AMC hopes advertisers in the zombie-apocalypse drama will bite down on the chance to run a stand-alone six-second commercial before each episode in the first half of the next season of the popular drama,  starting with the series’ second broadcast of the cycle. “The Walking Dead’s” eighth season gets underway Sunday, October 22.

“Fans will appreciate the fact that it’s brief, and it’s highly valuable for the advertisers,” said Scott Collins, president of advertising sales for AMC Networks, in an interview. The network says the first minute of an original broadcasts of the series typically lures 10 million viewers between the ages of 18 and 49 each episode in a live-plus-three-day viewing window.
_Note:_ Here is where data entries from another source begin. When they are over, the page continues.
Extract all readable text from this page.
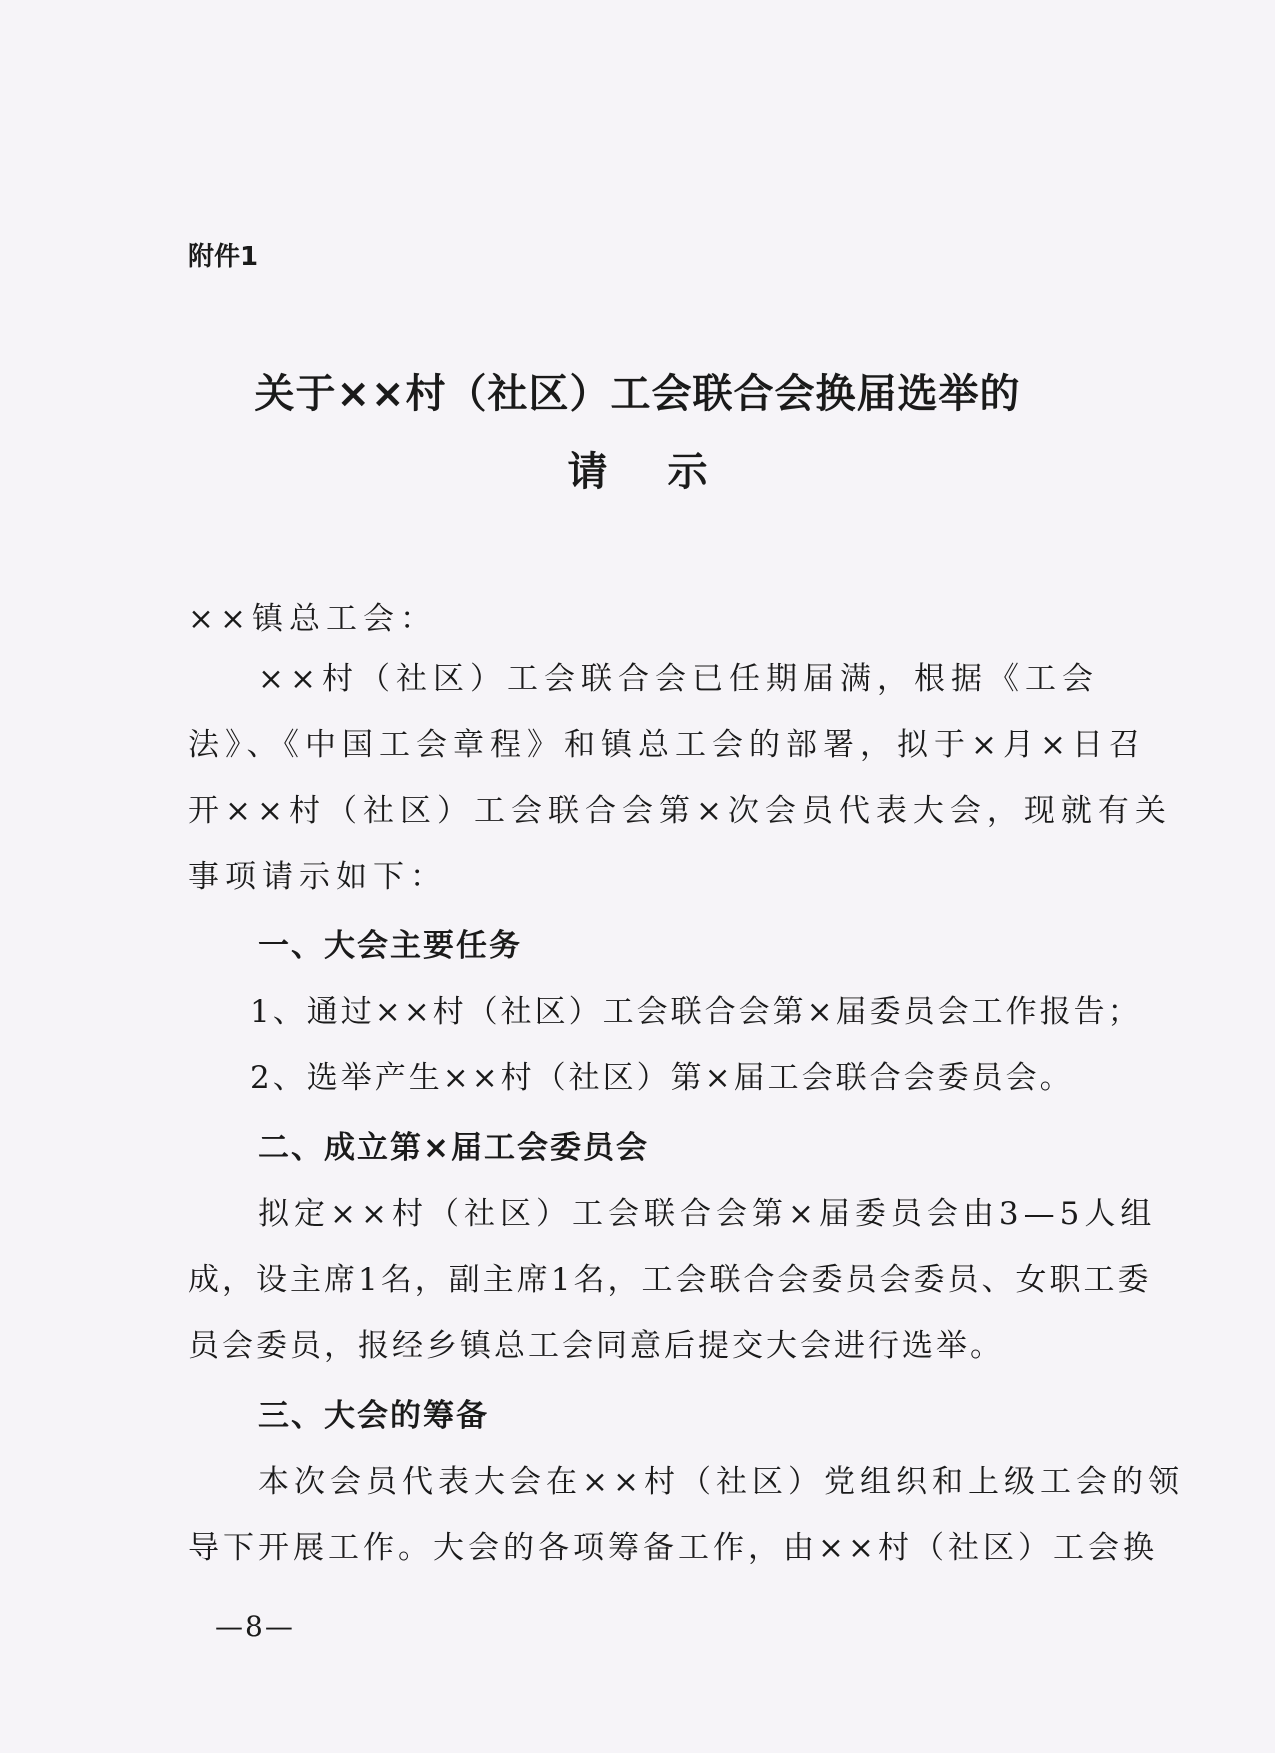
附件1
关于××村（社区）工会联合会换届选举的
请示
××镇总工会：
××村（社区）工会联合会已任期届满，根据《工会
法》、《中国工会章程》和镇总工会的部署，拟于×月×日召
开××村（社区）工会联合会第×次会员代表大会，现就有关
事项请示如下：
一、大会主要任务
1、通过××村（社区）工会联合会第×届委员会工作报告；
2、选举产生××村（社区）第×届工会联合会委员会。
二、成立第×届工会委员会
拟定××村（社区）工会联合会第×届委员会由3—5人组
成，设主席1名，副主席1名，工会联合会委员会委员、女职工委
员会委员，报经乡镇总工会同意后提交大会进行选举。
三、大会的筹备
本次会员代表大会在××村（社区）党组织和上级工会的领
导下开展工作。大会的各项筹备工作，由××村（社区）工会换
—8—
Madison Avenue used to hit a long ball of sorts, hurling an array of 60-second and 30-second spots at TV viewers, and hoping some of the information presented would stick. In recent years, some sponsors of the Super Bowl even tested commercials that were two minutes long. Now, AMC’s maneuver marks the latest attempt by TV networks to harness shorter stuff.  Just as a haiku does not allow for a lot of expository prose, a six-second commercial needs to hit a single idea hard – and quickly.
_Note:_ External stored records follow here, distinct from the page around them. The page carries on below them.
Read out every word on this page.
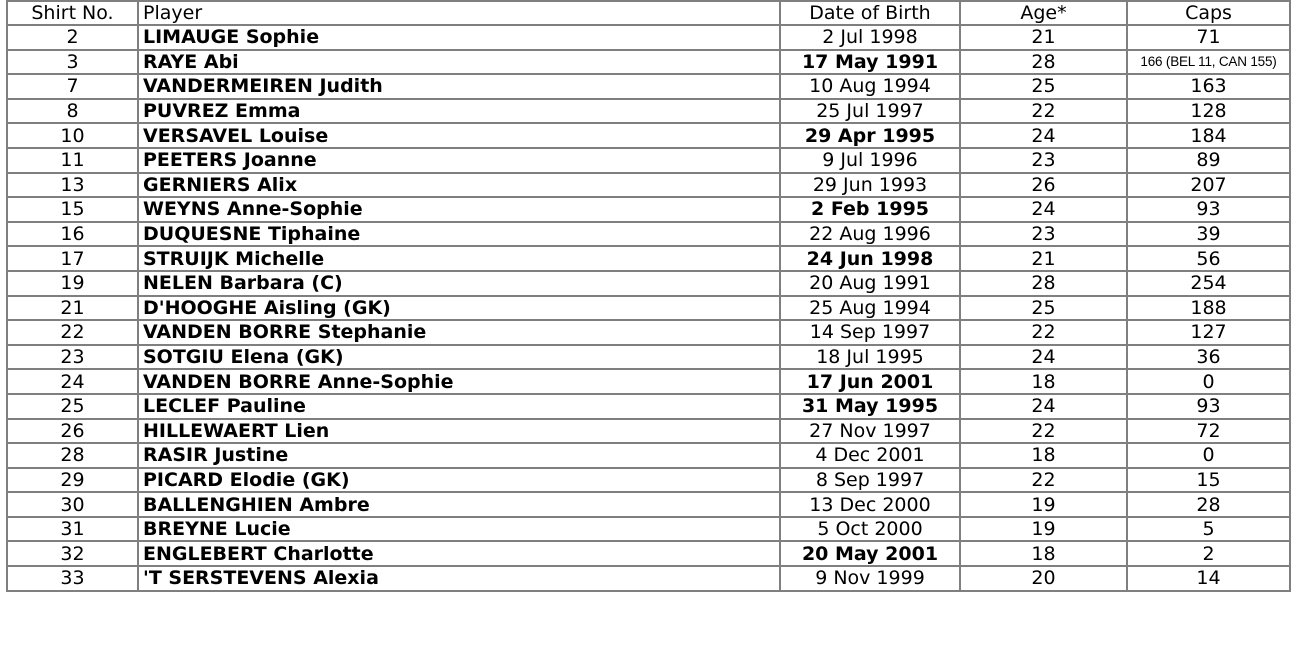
Shirt No.	Player	Date of Birth	Age*	Caps
2	LIMAUGE Sophie	2 Jul 1998	21	71
3	RAYE Abi	17 May 1991	28	166 (BEL 11, CAN 155)
7	VANDERMEIREN Judith	10 Aug 1994	25	163
8	PUVREZ Emma	25 Jul 1997	22	128
10	VERSAVEL Louise	29 Apr 1995	24	184
11	PEETERS Joanne	9 Jul 1996	23	89
13	GERNIERS Alix	29 Jun 1993	26	207
15	WEYNS Anne-Sophie	2 Feb 1995	24	93
16	DUQUESNE Tiphaine	22 Aug 1996	23	39
17	STRUIJK Michelle	24 Jun 1998	21	56
19	NELEN Barbara (C)	20 Aug 1991	28	254
21	D'HOOGHE Aisling (GK)	25 Aug 1994	25	188
22	VANDEN BORRE Stephanie	14 Sep 1997	22	127
23	SOTGIU Elena (GK)	18 Jul 1995	24	36
24	VANDEN BORRE Anne-Sophie	17 Jun 2001	18	0
25	LECLEF Pauline	31 May 1995	24	93
26	HILLEWAERT Lien	27 Nov 1997	22	72
28	RASIR Justine	4 Dec 2001	18	0
29	PICARD Elodie (GK)	8 Sep 1997	22	15
30	BALLENGHIEN Ambre	13 Dec 2000	19	28
31	BREYNE Lucie	5 Oct 2000	19	5
32	ENGLEBERT Charlotte	20 May 2001	18	2
33	'T SERSTEVENS Alexia	9 Nov 1999	20	14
“Six seconds seems to be a new format that people are more interested in than in the past,” said Collins. “It doesn’t work for everyone. It all depends on the advertising.”

AMC intends to present the short spot in the moment just before a fresh episode starts to run. It will not be part of a larger commercial break, and, because it airs just after the start time of the program, it is expected to be picked up by a digital video recorder. Viewer anticipation to see the latest episode of “The Walking Dead” will be high, explained Collins, “which makes this the most powerful and engaging six-second moment that you can buy.”

Others have been testing the short pitches on TV. Fox Networks Group has experimented with six-second ads in a recent broadcast of the “Teen Choice Awards” on the Fox broadcast network and during sports events like NFL games and the World Series.

The desire for attenuated commericals reveals the degree to which viewers of video have been affected by digital formats. Subscribers to Netflix don’t have to watch commercials. Adherents of Hulu or CBS All Access can pay for an ad-free version of those services. Users of YouTube may only have to see one ad or even no ads during a short session with the Google-owned video-sharing operation.

AMC’s Collins suggested a six-second ad might be sold for a price similar to that of a 15-second commercial.  “The Walking Dead” is one of TV’s most popular programs, and its seventh-season finale snared 7.1 million viewers between the ages of 18 and 49 – the demographic coveted by advertisers – and 11.3 million viewers overall.

As such, the show is one of TV’s most expensive. A package of ads that runs across an evening’s worth of broadcasts on AMC is valued at about $415,000, according to Variety’s annual survey of primtime ad prices.

With commercial breaks viewed as interruptions, little wonder that TV networks are looking for new perches for advertising. AMC has for several seasons run commercials at the tail end of broadcasts of shows like  “Better Call Saul” and “Walking Dead,” when viewers can catch previews of the next week’s episode. “Highly engaged viewers” refuse to miss such stuff, said Collins. AMC could expand the offer for the second half of the season and might make available a second isolated six-second spot, placed elsewhere during an episode.

AMC’s early effort – the network began pitching the concept earlier this week, Collins said – also shows the network getting creative when it comes to aligning Madison Avenue with its most popular series. Given the show’s milieu – society is ravaged by a disease that turns people into undead “walkers – it’s impossible to weave new gadgets and cars into the episodes. Who would make such things in a dystopia? The answer: No one. But advertisers will now get a strategically placed six seconds to remind “Walking Dead” viewers what they can offer in the real world, rather than a fictional one.